Alors que le jeune homme s’entretenait avec MEE, frottant ses yeux fatigués, un de ses amis est entré dans la pièce pour l’informer que leur groupe se dirigeait de nouveau vers le sommet de la colline.
« Nous ne baissons pas la garde », a commenté Muamer, se souvenant qu’au moment de partir, un des colons avait crié : « Nous reviendrons ! ». Mouammar et ses amis prennent les colons au mot.

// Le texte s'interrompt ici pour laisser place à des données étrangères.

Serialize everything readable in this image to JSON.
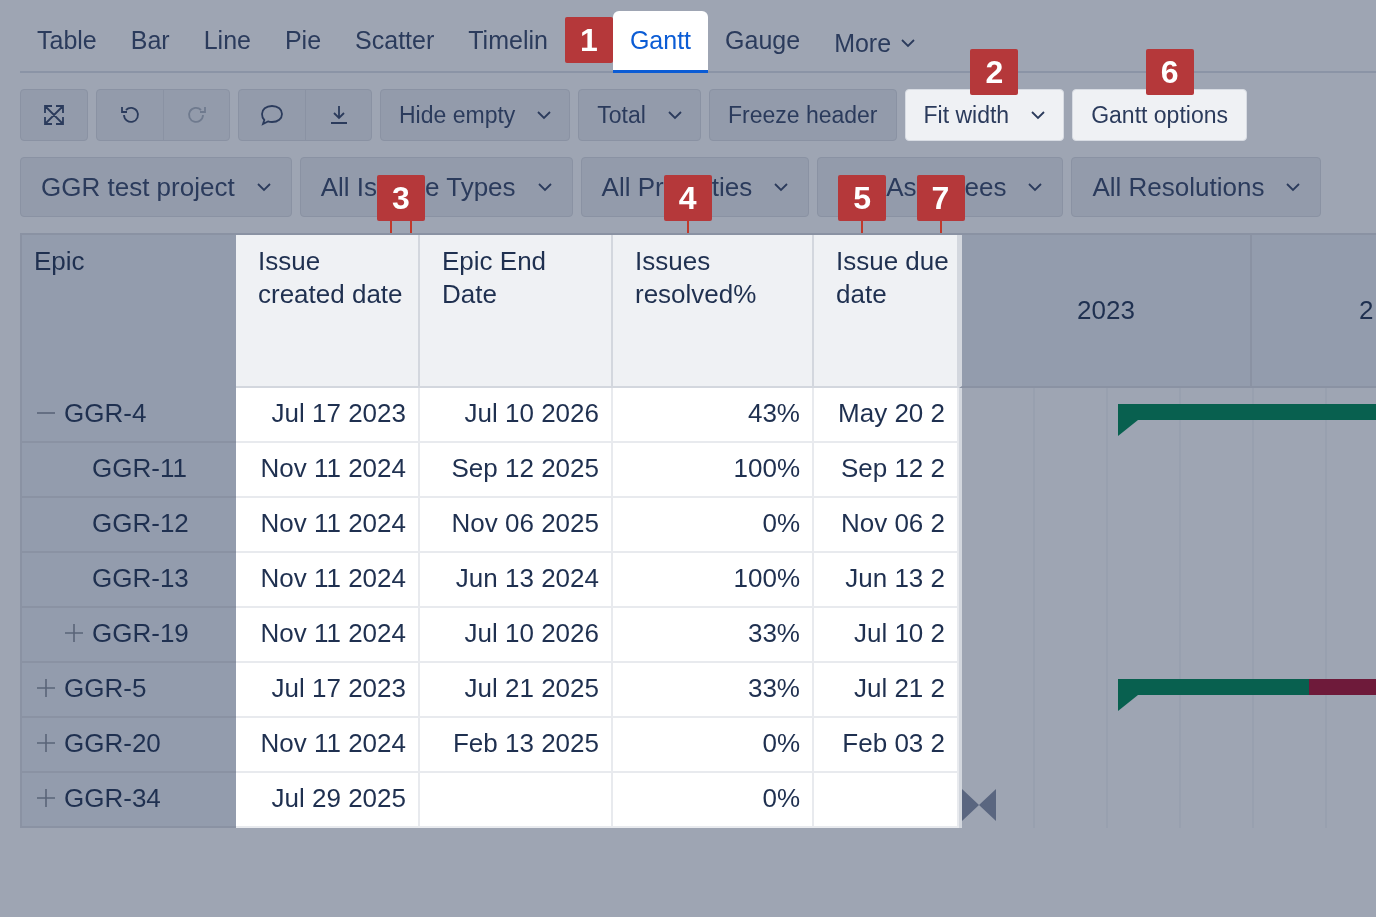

« Nous savons à quel point cette terre est précieuse pour eux […] Tout ce dont ils ont besoin pour créer un vaste bloc de colonies contiguës dans la région, c’est établir une colonie sur les terres de Battir »
- Hassan Muamer
« Nous savons à quel point cette terre est précieuse pour eux, car à l’heure actuelle, Battir est le seul village de la région à ne pas avoir de colonie ou de portion du mur sur ses terres », a-t-il expliqué.
« Tout ce dont ils ont besoin pour créer un vaste bloc de colonies contiguës dans la région, c’est établir une colonie sur les terres de Battir », a-t-il poursuivi.
Alors que les enjeux sont plus importants que jamais, les villageois envisagent de créer des groupes de surveillance pour inspecter les environs jour et nuit.
« Nous devons être encore plus vigilants à présent, a-t-il déclaré, ce type de système de colonisation ne respecte rien, aucun site de l’UNESCO, rien. Faire partir les colons cette fois-ci nous a permis de gagner du temps, mais ce combat n’est pas terminé. »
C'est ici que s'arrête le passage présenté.